One of the most important events in human history is the crucifixion of the Lord Jesus Christ. His death on the cross was as necessary as His resurrection (cf. Luke 24:25-27). However, Jesus’ death on the cross did not happen randomly. The New Testament paints a very clear picture of jealousy, fear, and a desire for control as some of the earthly, human components that lay behind Jesus’ death on the cross. The Gospels repeatedly highlight how the Jewish “chief priests and scribes” sought multiple occasions to put Jesus to death (cf. Luke 22:2; John 11:53) But they couldn’t do it for they were occupied as a nation under Roman rule. They needed the Roman government to do it. Enter Pontius Pilate.
Pontius Pilate was the Roman governor of Judea (Luke 3:1) So after Judas Iscariot, Jesus’ former apostle, betrayed Him, we read, “all the chief priests and elders of the people took counsel against Jesus to put him to death. And they bound him and led him away and delivered him over to Pilate the governor.” (Matthew 27:1-2 ESV)
Pilate fulfilled the priests’ great desire to have Jesus killed. As was the custom for victims of crucifixion, Jesus was beaten horrifically. He was struck with rods. His head was viciously pierced by a crown of thorns. His body was ripped apart by leather whips which contained shards of glass, metal, and bone to dig into His flesh. After all this, the Romans, after mocking Him in all their savagery, “led him away to crucify him.” (Matt. 27:31 ESV). The soldiers finally pierced His hands and feet to the large Roman cross as He was fixed between two thieves.

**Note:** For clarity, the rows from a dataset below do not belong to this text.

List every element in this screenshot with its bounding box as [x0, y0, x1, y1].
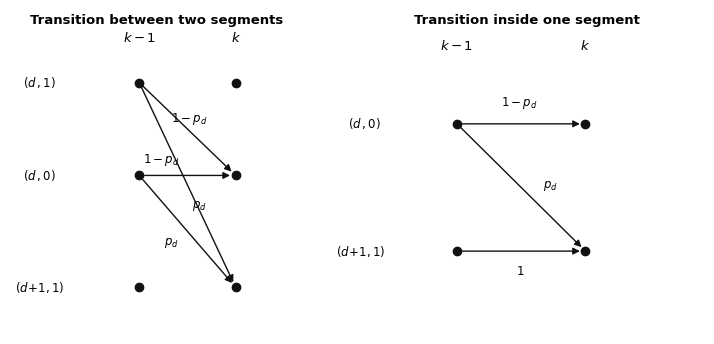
Text: $(d\,,0)$: $(d\,,0)$: [348, 116, 381, 131]
Text: $1$: $1$: [516, 265, 524, 278]
Text: $p_d$: $p_d$: [543, 179, 558, 193]
Text: $k-1$: $k-1$: [123, 31, 156, 45]
Text: $k-1$: $k-1$: [441, 40, 473, 53]
Text: $1-p_d$: $1-p_d$: [501, 95, 538, 111]
Text: $k$: $k$: [231, 31, 241, 45]
Text: $1-p_d$: $1-p_d$: [171, 111, 208, 127]
Text: Transition inside one segment: Transition inside one segment: [414, 14, 640, 27]
Text: $1-p_d$: $1-p_d$: [143, 152, 179, 168]
Text: Transition between two segments: Transition between two segments: [31, 14, 283, 27]
Text: $(d\!+\!1,1)$: $(d\!+\!1,1)$: [336, 244, 385, 259]
Text: $(d\,,0)$: $(d\,,0)$: [23, 168, 56, 183]
Text: $(d\!+\!1,1)$: $(d\!+\!1,1)$: [15, 280, 64, 295]
Text: $p_d$: $p_d$: [164, 236, 179, 249]
Text: $k$: $k$: [580, 40, 590, 53]
Text: $p_d$: $p_d$: [192, 200, 207, 213]
Text: $(d\,,1)$: $(d\,,1)$: [23, 75, 56, 90]
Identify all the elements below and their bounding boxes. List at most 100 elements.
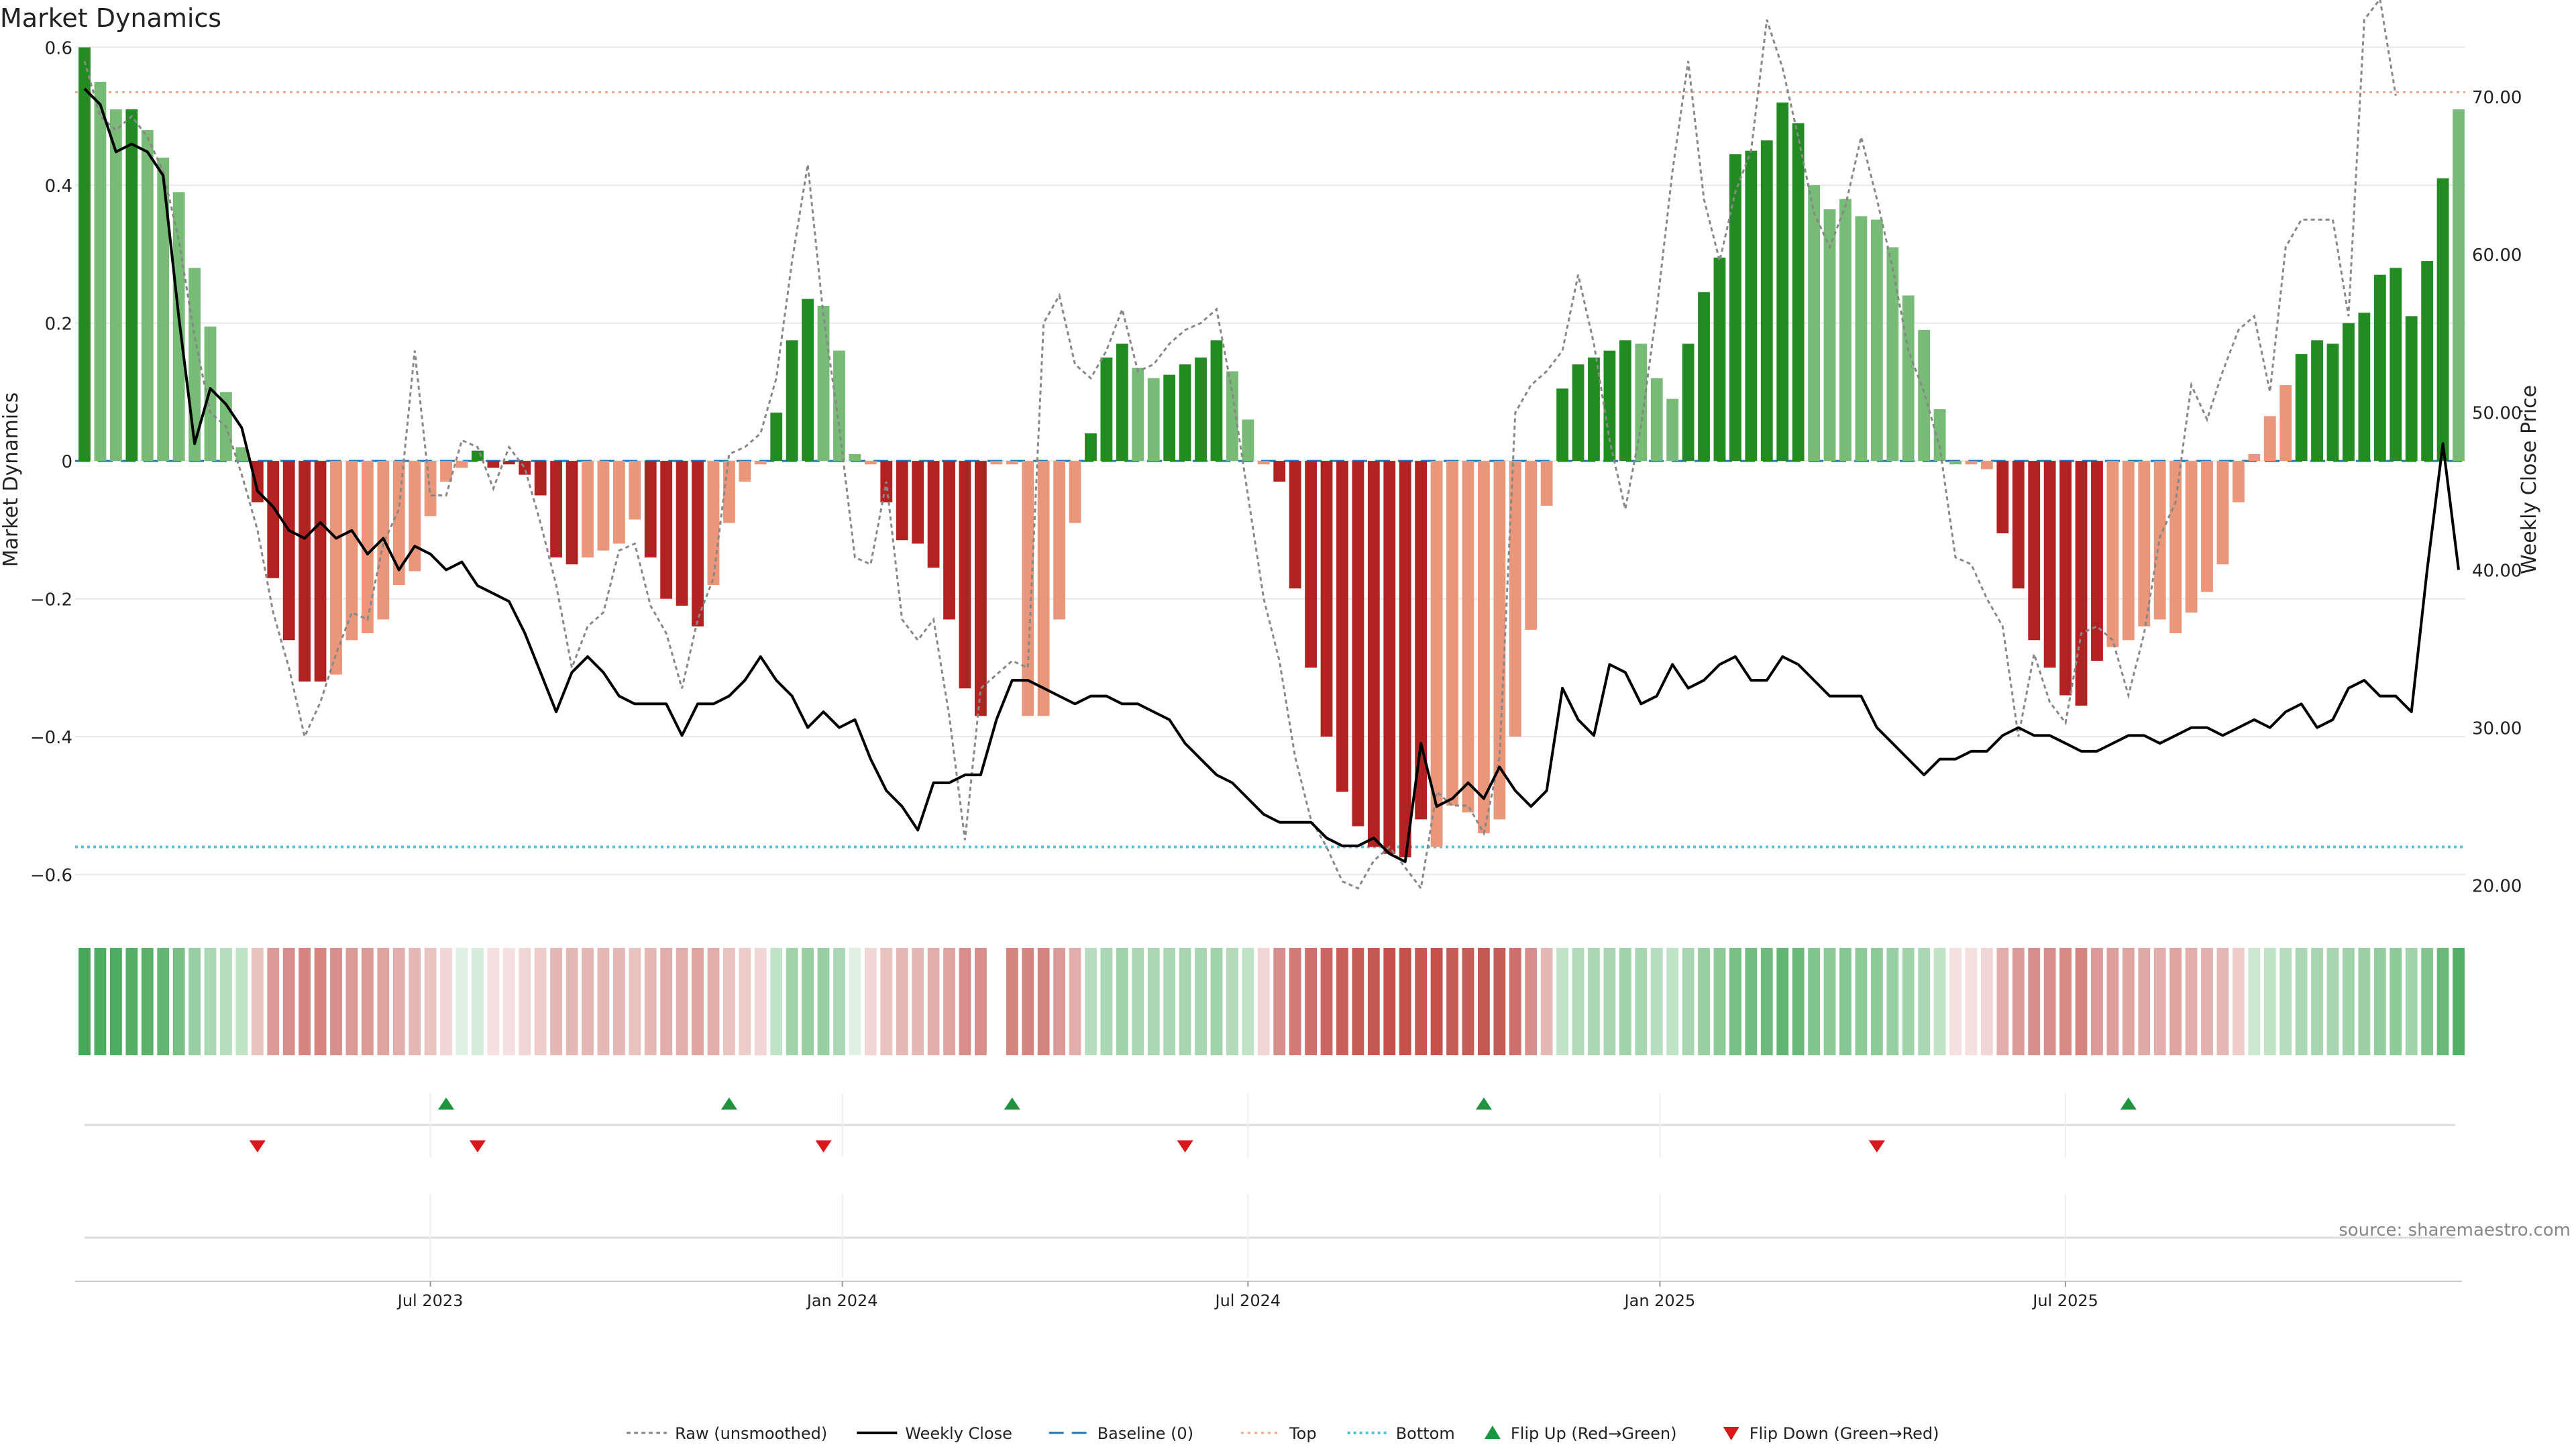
heat-cell bbox=[1320, 948, 1333, 1055]
bar bbox=[1022, 461, 1034, 716]
bar bbox=[440, 461, 452, 482]
heat-cell bbox=[2091, 948, 2103, 1055]
heat-cell bbox=[1603, 948, 1616, 1055]
heat-cell bbox=[802, 948, 814, 1055]
heat-cell bbox=[723, 948, 735, 1055]
heat-cell bbox=[1383, 948, 1396, 1055]
heat-cell bbox=[1525, 948, 1538, 1055]
bar bbox=[1792, 123, 1805, 462]
heat-cell bbox=[1226, 948, 1238, 1055]
bar bbox=[975, 461, 987, 716]
legend-item-raw: Raw (unsmoothed) bbox=[627, 1424, 827, 1443]
heat-cell bbox=[2169, 948, 2182, 1055]
bar bbox=[267, 461, 280, 578]
bar bbox=[2326, 343, 2339, 462]
heat-cell bbox=[2343, 948, 2355, 1055]
flip-up-marker bbox=[2120, 1097, 2137, 1110]
bar bbox=[361, 461, 374, 633]
bar bbox=[1493, 461, 1506, 820]
heat-cell bbox=[1949, 948, 1962, 1055]
heat-cell bbox=[345, 948, 358, 1055]
bar bbox=[1839, 199, 1851, 462]
bar bbox=[78, 47, 91, 462]
heat-cell bbox=[833, 948, 845, 1055]
bar bbox=[1132, 368, 1144, 462]
heat-cell bbox=[1336, 948, 1348, 1055]
x-tick-label: Jul 2024 bbox=[1214, 1291, 1281, 1310]
bar bbox=[2279, 385, 2292, 462]
heat-cell bbox=[172, 948, 185, 1055]
bar bbox=[534, 461, 547, 496]
bar bbox=[566, 461, 578, 565]
heat-cell bbox=[2279, 948, 2292, 1055]
bar bbox=[660, 461, 673, 599]
heat-cell bbox=[2153, 948, 2166, 1055]
bar bbox=[251, 461, 264, 502]
bar bbox=[1179, 364, 1191, 462]
bar bbox=[2295, 354, 2308, 462]
heat-cell bbox=[959, 948, 971, 1055]
bar bbox=[392, 461, 405, 586]
heat-cell bbox=[1053, 948, 1066, 1055]
heat-cell bbox=[141, 948, 154, 1055]
heat-cell bbox=[1289, 948, 1301, 1055]
heat-cell bbox=[1965, 948, 1978, 1055]
heat-cell bbox=[189, 948, 201, 1055]
heat-cell bbox=[299, 948, 311, 1055]
heat-cell bbox=[975, 948, 987, 1055]
bar bbox=[109, 109, 122, 462]
heat-cell bbox=[612, 948, 625, 1055]
heat-cell bbox=[2106, 948, 2119, 1055]
legend-item-top: Top bbox=[1241, 1424, 1317, 1443]
heat-cell bbox=[330, 948, 342, 1055]
bar bbox=[2453, 109, 2465, 462]
heat-cell bbox=[487, 948, 500, 1055]
bar bbox=[1226, 371, 1238, 462]
chart-title: Market Dynamics bbox=[0, 3, 221, 33]
bar bbox=[204, 326, 217, 462]
y-tick-label: −0.6 bbox=[30, 866, 72, 886]
heat-cell bbox=[1399, 948, 1411, 1055]
bar bbox=[1588, 357, 1600, 462]
heat-cell bbox=[455, 948, 468, 1055]
bar bbox=[1886, 247, 1899, 462]
bar bbox=[1352, 461, 1364, 826]
heat-cell bbox=[1855, 948, 1868, 1055]
heat-cell bbox=[1509, 948, 1521, 1055]
heat-cell bbox=[2232, 948, 2245, 1055]
heat-cell bbox=[927, 948, 940, 1055]
legend-item-baseline: Baseline (0) bbox=[1049, 1424, 1193, 1443]
heat-cell bbox=[1650, 948, 1663, 1055]
flip-down-marker bbox=[249, 1140, 266, 1152]
legend-label: Raw (unsmoothed) bbox=[675, 1424, 827, 1443]
heat-cell bbox=[2122, 948, 2135, 1055]
heat-cell bbox=[1132, 948, 1144, 1055]
heat-cell bbox=[597, 948, 610, 1055]
heat-cell bbox=[1367, 948, 1380, 1055]
heat-cell bbox=[1588, 948, 1600, 1055]
bar bbox=[1195, 357, 1207, 462]
y2-tick-label: 30.00 bbox=[2472, 719, 2522, 739]
bar bbox=[345, 461, 358, 641]
bar bbox=[1745, 150, 1758, 462]
bar bbox=[896, 461, 908, 541]
bar bbox=[1273, 461, 1286, 482]
bar bbox=[1037, 461, 1050, 716]
flip-up-marker bbox=[1475, 1097, 1492, 1110]
heat-cell bbox=[109, 948, 122, 1055]
heat-cell bbox=[1760, 948, 1773, 1055]
flip-up-marker bbox=[438, 1097, 455, 1110]
heat-cell bbox=[1195, 948, 1207, 1055]
bar bbox=[1367, 461, 1380, 847]
heat-cell bbox=[125, 948, 138, 1055]
bar bbox=[157, 157, 170, 462]
bar bbox=[330, 461, 342, 675]
bar bbox=[299, 461, 311, 682]
heat-cell bbox=[1022, 948, 1034, 1055]
bar bbox=[1808, 185, 1820, 462]
bar bbox=[2012, 461, 2025, 589]
bar bbox=[2405, 316, 2418, 462]
y-tick-label: 0 bbox=[61, 452, 72, 472]
heat-cell bbox=[1792, 948, 1805, 1055]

The horror of Christ’s torture and crucifixion eventually caused His death. The blunt force trauma, the lacerations, and eventually his suffocation on the cross all undid Him. Jesus died the death of a slave undergoing what the ancient Roman Cicero spoke of as “the cruelest and most terrible punishment.” Jewish historian Josephus said much the same speaking of crucifixion as “the most pitiable of deaths.” He who was the King of kings died in the shame and horror of living death.
Why did Jesus have to die this way? One helpful tool to help explain the meaning behind the crucifixion comes to us from the Heidelberg Catechism, a teaching tool written in 1563 in Heidelberg, Germany. There we read, “Is it significant that he was ‘crucified’ instead of dying some other way?” The catechism writes, “Yes. By this death I am convinced that he shouldered the curse which lay one me, since death by crucifixion was cursed by God.” (HC Q&A 39) Crucifixion was a symbol of being cursed by God for the Jewish people. This idea is expressed within the Law of Moses where we can read of such people as “cursed by God” (Deuteronomy 21:23).
The Apostle Paul explained the significance of Christ’s death later in his letter to the Galatian churches. Paul wrote, “Christ redeemed us from the curse of the law by becoming a curse for us” after which he quoted Deuteronomy 21:23. We learn through the Apostle’s interpretation that God removed the curse of sin which stood upon us and poured it out on Jesus to save us. Jesus received our curse. We receive His blessing. This is the miracle of the Christian message.
Today, you and I and anyone else who believes in Christ Jesus for salvation are the recipients of God’s marvelous grace. We were cursed from conception. Yet Christ willingly took our punishment upon Himself.
Why did He do that? One reason is given by the Apostle, “so that in Christ Jesus the blessing of Abraham might come to the Gentiles, so that we might receive the promised Spirit through faith.” (Gal. 3:14 ESV) In other words, Jesus died so that we might have eternal life. That means we who believe are no longer heading towards eternal torment and eternal death. Because Christ was willing to endure the living death of the cross, we now can His life be spared from the coming righteous wrath of God which is coming.
This is the beauty of the Gospel. This is what is so often forgotten by saint and sinner alike. Churches exist for this end: proclaim the mercy of God in sending His Son to die in the place of all who believe in Him. Likewise, churches are to proclaim the coming judgment of God to all who stand in ferocious disobedience to God. Without these elements, a church is failing to do her job.
We must be encouraged then not only to thank God the Father for this work of love in saving us, but also to praise the Son for His willingness to suffer and die in our place. This is the Christian message which we must never forget. So proclaim it. Share it. Live a life that reflects such self-sacrifice and pray that God might use you right where you are to be an able missionary for the many around you who live apart from God.